Force https connection

Dabless · July 4, 2016, 8:07pm

Please fill out the fields below so we can help you better.

My domain is: blindbeavernation.net and bbnation.asuscomm.com

I ran this command:./letsencrypt-auto --apache -d bbnation.asuscomm.com -d blindbeavernation.net

It produced this output:everything is allright

My operating system is (include version): Ubuntu server 14.04lst

My web server is (include version): apache2

My hosting provider, if applicable, is:Videotron (port 80 is blocked but not 443)

I can login to a root shell on my machine (yes or no, or I don’t know): yes

I’m using a control panel to manage my site (no, or provide the name and version of the control panel): no

Hi ! https is enable, but I want to force it. I check the “secure” option in the setup, it works for “bbnation.asuscomm.com” but not for “blindbeavernation.net”. It’s kind of wierd.

More info : blindbeavernation.net use CNAME to point on bbnation.asuscomm.com

kenarsuleyman · July 4, 2016, 9:59pm

Think simple just redirect them
Add this code to your htaccess

RewriteCond %{HTTPS} off
RewriteRule .* https://%{HTTP_HOST}%{REQUEST_URI} [L,R=301]

Dabless · July 4, 2016, 10:01pm

I am a total noob with this, where is my htacess ?

kenarsuleyman · July 4, 2016, 10:13pm

.htaccess is a file which stores extra configrations for apache servers. Go to parent directory of your site create .htaccess file if not exists (dont forget add dot “.” to beginning of file name ) and paste above code inside.

Dabless · July 4, 2016, 10:21pm

Will this really work since my port 80 is blocked ? I mean, the user need to reach port 80 to know that he is redirect to port 443 ? And why do I need to do this for this domain but not for bbnation.asuscomm.com ? that’s odd

rugk · July 4, 2016, 10:27pm

When port 80 is blocked it won’t work. However it is bad practise to do this. Just always serve a redirect when you want to force HTTPS.

Additionally you might consider using the HSTS header to force HTTPS also for future connection. Be aware that dropping HTTPS support in the future will be difficult if you use this header.

Dabless · July 4, 2016, 10:38pm

Thank you for the respond, the thing is, I don’t get why it works with out the HSTS header on one of my domain and not on the other that is pointing to the same IP adress. If I type “bbnation.asuscomm.com” it’s automaticly in HTTPS, but if I tryed blindbeavernation.net it’s not. it’s kind of wierd I sucess for one and fail for the other, yet, I am using the same procedure

rugk · July 4, 2016, 10:42pm

I have not checked your domains, but you have to receive the header before it can actually redirect you.
As said adding a redirect should help you.
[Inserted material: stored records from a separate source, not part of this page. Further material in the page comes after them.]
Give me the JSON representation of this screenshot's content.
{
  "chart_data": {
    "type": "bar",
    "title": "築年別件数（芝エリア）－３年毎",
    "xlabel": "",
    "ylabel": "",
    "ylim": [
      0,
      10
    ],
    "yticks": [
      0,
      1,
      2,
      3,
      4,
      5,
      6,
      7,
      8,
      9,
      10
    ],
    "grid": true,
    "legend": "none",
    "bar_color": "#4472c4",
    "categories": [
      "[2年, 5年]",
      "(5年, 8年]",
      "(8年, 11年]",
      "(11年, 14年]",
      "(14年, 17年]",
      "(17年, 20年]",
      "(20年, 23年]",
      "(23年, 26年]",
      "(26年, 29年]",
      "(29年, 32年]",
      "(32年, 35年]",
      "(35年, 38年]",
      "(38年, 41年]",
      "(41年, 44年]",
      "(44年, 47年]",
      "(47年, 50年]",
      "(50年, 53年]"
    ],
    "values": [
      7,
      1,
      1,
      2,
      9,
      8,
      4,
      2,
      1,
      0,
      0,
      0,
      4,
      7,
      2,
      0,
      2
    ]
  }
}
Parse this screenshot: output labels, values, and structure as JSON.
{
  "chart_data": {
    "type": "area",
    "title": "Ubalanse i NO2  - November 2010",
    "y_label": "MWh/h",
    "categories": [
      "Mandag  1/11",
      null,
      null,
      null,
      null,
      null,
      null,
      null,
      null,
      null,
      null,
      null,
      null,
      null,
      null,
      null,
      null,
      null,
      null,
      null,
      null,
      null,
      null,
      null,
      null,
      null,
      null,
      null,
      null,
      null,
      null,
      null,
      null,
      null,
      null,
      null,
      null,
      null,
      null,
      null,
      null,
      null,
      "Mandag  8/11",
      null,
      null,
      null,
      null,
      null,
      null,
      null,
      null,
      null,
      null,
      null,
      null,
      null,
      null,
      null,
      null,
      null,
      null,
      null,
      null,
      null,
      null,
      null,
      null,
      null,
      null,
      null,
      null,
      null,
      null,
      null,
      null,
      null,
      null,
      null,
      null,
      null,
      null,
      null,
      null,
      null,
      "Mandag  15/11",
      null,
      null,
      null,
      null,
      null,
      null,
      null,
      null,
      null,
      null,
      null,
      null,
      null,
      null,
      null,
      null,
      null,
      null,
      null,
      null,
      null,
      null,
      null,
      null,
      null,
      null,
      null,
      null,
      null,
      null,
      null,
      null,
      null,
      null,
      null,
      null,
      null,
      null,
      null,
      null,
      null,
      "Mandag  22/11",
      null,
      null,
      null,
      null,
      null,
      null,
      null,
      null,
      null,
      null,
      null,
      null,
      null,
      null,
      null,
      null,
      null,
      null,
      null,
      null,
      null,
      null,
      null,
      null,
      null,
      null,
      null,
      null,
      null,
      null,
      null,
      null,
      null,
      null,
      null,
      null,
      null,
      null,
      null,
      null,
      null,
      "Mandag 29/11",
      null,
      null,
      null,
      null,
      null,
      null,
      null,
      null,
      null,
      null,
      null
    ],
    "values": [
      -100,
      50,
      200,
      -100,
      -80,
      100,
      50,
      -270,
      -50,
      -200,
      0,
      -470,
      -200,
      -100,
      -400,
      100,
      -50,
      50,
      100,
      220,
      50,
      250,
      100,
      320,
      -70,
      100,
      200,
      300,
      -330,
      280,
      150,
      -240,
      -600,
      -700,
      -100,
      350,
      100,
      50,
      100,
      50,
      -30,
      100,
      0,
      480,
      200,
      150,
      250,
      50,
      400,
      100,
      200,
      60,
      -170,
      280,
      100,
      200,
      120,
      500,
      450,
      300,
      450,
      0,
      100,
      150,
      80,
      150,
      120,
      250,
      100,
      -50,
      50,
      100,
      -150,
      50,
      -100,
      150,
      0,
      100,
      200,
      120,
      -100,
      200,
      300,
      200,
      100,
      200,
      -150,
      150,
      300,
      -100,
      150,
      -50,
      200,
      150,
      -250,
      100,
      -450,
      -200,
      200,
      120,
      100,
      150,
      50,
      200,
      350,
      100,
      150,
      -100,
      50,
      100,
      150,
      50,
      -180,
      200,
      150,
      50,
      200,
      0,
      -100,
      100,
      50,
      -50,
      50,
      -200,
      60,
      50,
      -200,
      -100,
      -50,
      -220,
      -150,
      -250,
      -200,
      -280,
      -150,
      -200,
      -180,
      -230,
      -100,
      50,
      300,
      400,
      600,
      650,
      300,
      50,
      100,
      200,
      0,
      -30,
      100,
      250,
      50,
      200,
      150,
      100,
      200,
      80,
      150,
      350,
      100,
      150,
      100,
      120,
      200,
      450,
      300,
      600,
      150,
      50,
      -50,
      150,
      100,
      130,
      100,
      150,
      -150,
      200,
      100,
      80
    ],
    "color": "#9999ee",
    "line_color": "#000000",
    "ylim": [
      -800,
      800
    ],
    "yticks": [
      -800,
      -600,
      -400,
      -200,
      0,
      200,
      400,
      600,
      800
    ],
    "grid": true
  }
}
Dabless · July 4, 2016, 10:50pm

Thing is, my ISP block the port 80, that’s why I am using the port 443

rugk · July 4, 2016, 11:06pm

Oh that’s ugly. If my ISP would do such a thing I would personally look for another ISP. Because naturally your ISP could also start blocking port 443 later.
So as for your actually issue it depends for what you want to use your website. Is it only accessed by web browsers?

If so first manually access your (sub)domain with HTTPS and if the header is correctly set (which you can e.g. see in the developer console of the browser) all later requests should be redirected.
However you of course can’t expect other visitors to do the same.
You might try to get listed on https://hstspreload.appspot.com/, but AFAIK they require a HTTPS redirect. Additionally even if your ate included it takes months until a new browser release with this list is published.

kenarsuleyman · July 5, 2016, 8:17am

Why an ISP blocks 80 port I have no idea. There should be international standards every ISP have to follow.

Dabless · July 5, 2016, 4:12pm

it’s beacause they want us to use a “entreprise” service if we want to host a webpage. They want us to pay more for the port 80

system · August 4, 2016, 4:12pm

This topic was automatically closed 30 days after the last reply. New replies are no longer allowed.